D'abord dire que c'est un instinct contredit
toute sa théorisation de la nature forcément
mauvaise de l'homme ab origine. La
raison, les valeurs culturelles et
morales n'ont
certainement pas été un motif suffisant
pour résister. Ensuite, cet instinct, -
cette seconde nature comme un élan naturel
à sauver l'homme du nazisme au nom d'un
idéal -, est peut-être né d'une socialisation
positive dès les premiers mois du petit
Jean, et ce, grâce à son entourage proche.
Alain
Riffaud nomme son dernier chapitre "Vercors
nous parle encore", et j'y reviendrai
plus bas dans cette page. Oui, il a raison,
Vercors nous parle encore sur de nombreux
autres sujets, même par-delà
ce qu'il voulait nous dire et théoriser.
"La dernière chose dont prend
conscience le poisson, c'est de l'eau de
son bocal", dit un proverbe. Vercors
ne s'est pas spécialement révolté contre
cette nature humaine supposée irrémédiablement
mauvaise, par un tour de force prodigieux
et soudain de son esprit. Vercors s'est
révolté durant la Seconde Guerre mondiale,
il a été attentif à l'Homme, parce que,
plus probablement, il a reçu des conditions
affectives et éducatives favorables à l'empathie,
porteuse des valeurs humanistes. J'évoque
cet aspect plus longuement dans ma prochaine
livraison Pourquoi
Vercors s'est-il révolté?.
L'enjeu politique majeur de notre temps,
comme des temps passés, devrait porter sur
la parentalité. Cet enjeu, qu'on qualifierait
de "sociétal", a tout l'air d'entraîner
un enjeu social et humain de première importance.
Alain
Riffaud insiste avec pertinence sur le rôle
majeur de l'Ecole Alsacienne dans l'éducation
et l'instruction de Jean Bruller, dans un
prolongement du rôle parental. Cette
école de formation des élites recrutait
des enseignants aux hautes compétences disciplinaires
et, de tradition protestante, elle prenait
soin de développer l'esprit critique de
ses élèves. Cela explique en grande partie
la rigueur et la droiture de Vercors. Une
autre question me vient donc à l'esprit:
pourquoi, après avoir cité de très nombreux noms
(notamment des noms prestigieux comme Bergson
- dans l'entourage familal -, et Théodore
Monod - camarade de classe avec lequel Vercors
eut une correspondance suivie tout
au long de sa vie -), le biographe ne va-t-il
pas jusqu'à dire que Jean Bruller reçut
une formation philosophique idéaliste à laquelle
il resta rivé dans ses essais même lorsque
sa littérature dément ses conclusions théoriques
(Voir Pourquoi
Vercors s'est-il révolté?)?
Vercors échangea beaucoup avec des
intellectuels placés à la gauche du Christ
(pour reprendre le titre de l'ouvrage A
la gauche du Christ: les chrétiens de gauche
en France de 1945 à nos jours dirigé
par Denis Pelletier et Jean-Louis Schlegel).
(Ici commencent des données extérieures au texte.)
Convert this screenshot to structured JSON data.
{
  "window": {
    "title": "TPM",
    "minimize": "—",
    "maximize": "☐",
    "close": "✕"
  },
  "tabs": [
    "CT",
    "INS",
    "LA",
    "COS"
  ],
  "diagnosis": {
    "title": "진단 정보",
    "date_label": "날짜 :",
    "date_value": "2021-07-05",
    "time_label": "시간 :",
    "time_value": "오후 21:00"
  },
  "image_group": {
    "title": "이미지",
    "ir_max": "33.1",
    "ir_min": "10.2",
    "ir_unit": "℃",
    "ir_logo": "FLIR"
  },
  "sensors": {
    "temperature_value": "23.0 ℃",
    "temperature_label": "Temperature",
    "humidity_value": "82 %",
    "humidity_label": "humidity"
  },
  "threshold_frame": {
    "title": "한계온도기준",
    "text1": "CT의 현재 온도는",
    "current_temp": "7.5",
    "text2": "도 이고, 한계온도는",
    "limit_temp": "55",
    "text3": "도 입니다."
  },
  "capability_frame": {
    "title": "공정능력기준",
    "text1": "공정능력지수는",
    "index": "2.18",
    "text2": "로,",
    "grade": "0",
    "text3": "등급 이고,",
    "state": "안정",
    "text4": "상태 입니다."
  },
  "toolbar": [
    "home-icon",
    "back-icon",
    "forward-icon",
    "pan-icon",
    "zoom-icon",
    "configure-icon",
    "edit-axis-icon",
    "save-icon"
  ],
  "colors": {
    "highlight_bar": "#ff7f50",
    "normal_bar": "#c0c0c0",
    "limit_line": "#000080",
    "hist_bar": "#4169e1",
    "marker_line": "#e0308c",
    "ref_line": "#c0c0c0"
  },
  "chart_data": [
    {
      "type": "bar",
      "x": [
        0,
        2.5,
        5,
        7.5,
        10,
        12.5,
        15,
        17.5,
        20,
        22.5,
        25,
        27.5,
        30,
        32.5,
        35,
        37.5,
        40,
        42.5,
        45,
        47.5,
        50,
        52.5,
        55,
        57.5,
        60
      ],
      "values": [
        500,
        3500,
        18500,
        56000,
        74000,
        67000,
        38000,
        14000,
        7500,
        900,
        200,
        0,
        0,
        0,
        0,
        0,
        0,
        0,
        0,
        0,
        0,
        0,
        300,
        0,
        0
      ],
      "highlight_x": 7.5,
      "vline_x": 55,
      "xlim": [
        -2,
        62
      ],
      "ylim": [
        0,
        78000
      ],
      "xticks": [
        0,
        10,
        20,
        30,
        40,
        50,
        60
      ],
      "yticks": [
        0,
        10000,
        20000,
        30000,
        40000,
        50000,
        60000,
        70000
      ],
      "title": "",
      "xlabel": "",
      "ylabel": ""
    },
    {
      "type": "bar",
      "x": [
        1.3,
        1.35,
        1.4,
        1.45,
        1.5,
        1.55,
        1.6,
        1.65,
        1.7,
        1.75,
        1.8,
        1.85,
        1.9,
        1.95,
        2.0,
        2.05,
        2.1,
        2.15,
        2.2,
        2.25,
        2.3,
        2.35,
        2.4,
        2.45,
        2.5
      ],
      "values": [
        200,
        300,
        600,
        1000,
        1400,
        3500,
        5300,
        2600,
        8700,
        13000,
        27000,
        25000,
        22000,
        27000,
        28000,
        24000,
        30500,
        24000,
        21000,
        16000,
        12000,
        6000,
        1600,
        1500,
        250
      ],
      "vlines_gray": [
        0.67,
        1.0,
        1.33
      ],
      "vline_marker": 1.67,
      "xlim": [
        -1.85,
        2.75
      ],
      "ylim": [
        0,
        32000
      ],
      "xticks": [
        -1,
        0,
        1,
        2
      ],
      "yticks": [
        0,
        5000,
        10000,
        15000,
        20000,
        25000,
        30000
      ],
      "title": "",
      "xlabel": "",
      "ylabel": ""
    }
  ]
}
Ce n'est pas un hasard, ce n'est pas anodin
vis-à-vis de sa philosophie.
Un
dernier questionnement sur cette partie:
la majorité des anecdotes est signifiante.
On peut se demander l'intérêt d'une ou deux
autres,
par exemple celle concernant la peur du
jeune Jean Bruller de rester un nain.
Cette information était-elle nécessaire?
De plus, j'ai l'impression étrange que deux
styles se chevauchent dans certains passages.
La sobriété et la rigueur du style d'Alain
Riffaud conviennent parfaitement à cette
biographie. C'est pourquoi je suis quelque
peu dubitative face à des exclamations qui
se multiplient lors de la narration de l'enfance
du jeune Jean, et parfois face à certaines façons
de le nommer. A ces (rares) moments, on
se dit que le style n'est plus le même,
que cela lui a été suggéré pour renforcer
l'adhésion de sympathie au personnage Vercors.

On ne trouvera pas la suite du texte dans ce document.